My mother had been the receptionist for a geriatric medical practice for over fifteen years. She worked for two middle-aged men, associates, named Dr. Hamburger and Dr. Trickle, who argued constantly over the best exam rooms—there were only four and they were all identical—and teased my mother about never having fun, never smiling. “Who are they kidding?” my mother had said once. “It’s my efficiency that keeps them clear-headed so that they can afford to be young and careless once in a while. They’d be lost without me.” Every now and then, I couldn’t help thinking that spending too much time around the elderly was somehow causing her to age, too; one day I glanced up from my dinner plate and it struck me how gray she looked, how pulled down and tired her skin was, how puffy and strained the veins in her hands seemed.

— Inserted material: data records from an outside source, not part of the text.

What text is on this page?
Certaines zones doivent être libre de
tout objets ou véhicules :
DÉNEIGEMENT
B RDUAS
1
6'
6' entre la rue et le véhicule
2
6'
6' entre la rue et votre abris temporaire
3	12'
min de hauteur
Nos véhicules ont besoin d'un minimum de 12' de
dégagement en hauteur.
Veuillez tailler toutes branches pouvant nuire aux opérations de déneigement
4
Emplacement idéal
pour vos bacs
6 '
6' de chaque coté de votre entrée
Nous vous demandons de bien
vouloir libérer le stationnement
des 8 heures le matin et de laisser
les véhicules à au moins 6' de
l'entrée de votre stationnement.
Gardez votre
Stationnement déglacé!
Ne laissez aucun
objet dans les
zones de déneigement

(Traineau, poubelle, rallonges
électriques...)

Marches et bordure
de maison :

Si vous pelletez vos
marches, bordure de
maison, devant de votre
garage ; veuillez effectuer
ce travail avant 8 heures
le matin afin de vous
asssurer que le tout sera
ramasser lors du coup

But this thought brought me shame, and each time it re-emerged I tucked it away, only to be overwhelmed by a wave of aching affection for my mother that made my eyes and throat smart with tears.
Now, she appeared hurt but didn’t chastise Rosemarie. Instead, she said, “I’m proud of you. I think you should begin as soon as possible.”
I picked up my music folder. “Mr. Caverton asked me to demonstrate a phrase today,” I said.
My mother smiled at me tiredly. “Well, then. He must think you have some talent.”
I bet you never planned on having such a talented daughter. “I guess,” I said.
I followed Rosemarie out of the kitchen and upstairs, and stopped in the doorway of her room to study her as she walked, completely composed, to her bookshelf. Her bed, usually disheveled, had been made, one side of the comforter lower than the other. By the age of six Rosemarie was bored with her powder pink bedspread, and demanded to have what she considered the most beautiful linens in the Bed, Bath, and Beyond catalog: a bedset with some kind of jungle print, purples and greens and browns, the heads of tigers poking from behind tall grasses, heads with glinting gold lamé eyes. “It looks like something you’d find in a brothel,” my mother had said in disgust, and I had nodded in agreement, not understanding. But my sister cried and for her seventh birthday she got everything, the sheets and the comforter and pillowcases and European shams and a throw pillow shaped like a tiger’s head. The walls in Rosemarie’s room were pink and the floor was white. My mother always told her to keep the door closed when we were entertaining.
“What are you up to?” I asked her, drumming my fingers on the door frame.
She didn’t look at me. “What do you mean?”
“I mean,” and I dropped my voice to a whisper, “are you going to tell her, or not?” Are you going to keep it? Are you going to give it up? Are you going to marry him, whoever he is?
She swiveled her head to look at me. “Teri,” and I thought I saw her eyes glossing over, “I can’t. You know I can’t.” She reached into her back pocket, uncomfortably, I thought, and came up with a wad of bills. “I told him today,” she said.
“What are you going to use that for?” I said.
She bent down and surveyed the top row of her encyclopedia collection, the junior edition my mother had acquired at Stop and Shop, another volume for every fifteen dollars she spent on groceries. Rosemarie pulled out volume M.
“He said he’d give me fifty bucks a month to help with expenses if I let him off the hook,” she said. She tucked the money somewhere inside the book and slammed the maroon cover closed.